T24 Haber Merkezi
Adalet Bakanlığı, sokağa çıkma yasağında öldürülen ve cenazesi 7 gün sokakta bekletilen Taybet İnan soruşturmasına dair soru önergesine “Bakanlığımızda bilgi bulunmamaktadır” diyerek cevap verdi.
Halkların Eşitlik ve Demokrasi Partisi (DEM Parti) Şırnak Milletvekili Nevroz Uysal Aslan, Silopi ilçesinde sokağa çıkma yasakları sürecinde öldürülen ve cenazesi 7 gün boyunca sokakta bekletilen Taybet İnan’a dair 19 Aralık 2023 tarihinde Adalet Bakanlığı’na soru önergesi verdi.
Bakanlık, verdiği karşılıkta, “…gizli olarak yürütülen ve yargısal faaliyet kapsamında kalan soruşturma basamağında ne tıp süreçler yapıldığına dair Bakanlığımızda bilgi bulunmamaktadır” cevabı verdi.
Dosyada daimi arama kararı bulunuyor
Uysal Aslan, kelam konusu cevaba dair açıklama yaptı. Aslan, Taybet İnan’ın öldürülmesine dair yürütülen soruşturmada verilen “daimi arama kararını” hatırlatarak, sokağa çıkma yasakları sırasında ömrünü yitiren bireylerin definlerinin kolluk güçleri tarafından engellendiğini, cenazelerin günlerce konutlarda, mescitlerde ve sokaklarda bekletildiğini kaydetti.
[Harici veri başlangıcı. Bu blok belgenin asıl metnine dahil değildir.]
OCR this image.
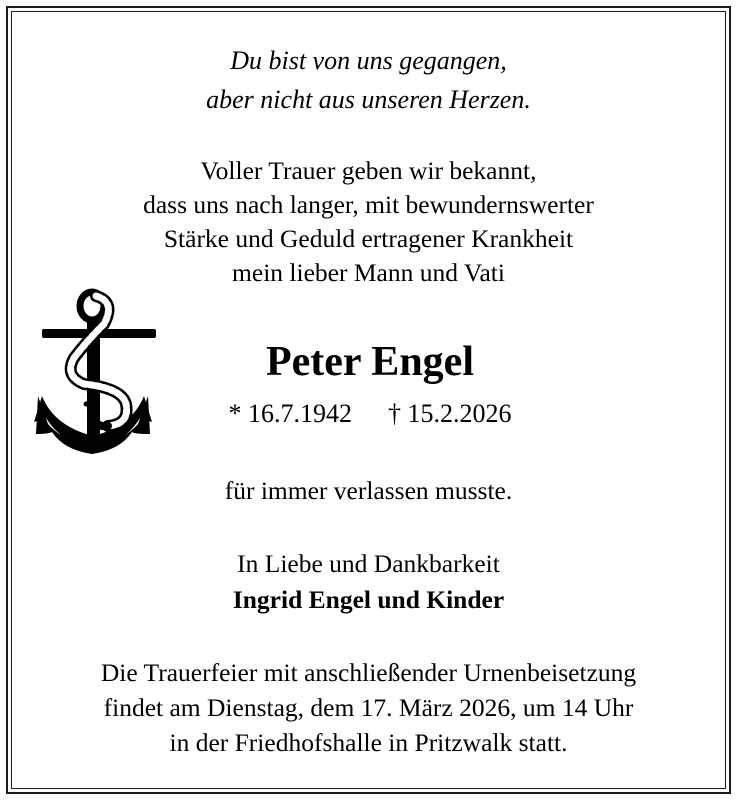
Du bist von uns gegangen,
aber nicht aus unseren Herzen.
Voller Trauer geben wir bekannt,
dass uns nach langer, mit bewundernswerter
Stärke und Geduld ertragener Krankheit
mein lieber Mann und Vati
Peter Engel
* 16.7.1942 † 15.2.2026
für immer verlassen musste.
In Liebe und Dankbarkeit
Ingrid Engel und Kinder
Die Trauerfeier mit anschließender Urnenbeisetzung
findet am Dienstag, dem 17. März 2026, um 14 Uhr
in der Friedhofshalle in Pritzwalk statt.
İnan’a dair yürütülen soruşturmanın geçen yıllara karşın ilerlemediğine işaret eden Aslan, “Devletin tüm aygıtları ile karanlıkta bırakma uğraşını açıkça ortaya koymaktadır” vurgusu yaparken; 20 Şubat 2020 tarihinde savcılık tarafından alınan daimi arama kararına dahi bakanlık karşılığında yer verilmediğini aktardı.
”Bakanlık AYM’ye ayrıntılı bilgi vermişti”
Bakanlığın, “bilgimiz yok” açıklamasına değinen Aslan, evrakta kısıtlılık kararının olmadığını ve Mart 2022 yılında Taybet İnan için Anayasa Mahkemesi (AYM)’ne müracaatta bulunulduğunu hatırlatarak şunları söyledi:
“Başvuru sonrasında AYM bakanlıktan yazlı görüş bildirmesini istedi. Bakanlık mahkemeye verdiği yanıtta ‘Savcılık Tarafından Yürütülen Soruşturma’ başlığı altında soruşturmaya ait detaylı bilgi paylaştığı görülmüştür. Bakanlığın gerçeği yansıtmayan açıklamaları, evrakta daimî arama kararı ile soruşturmanın tozlu raflara kaldırılması, Taybet İnan’ın öldürülmesini faili meçhul bir cinayet formunda bırakılmak istendiğini de açıkça göstermektedir.”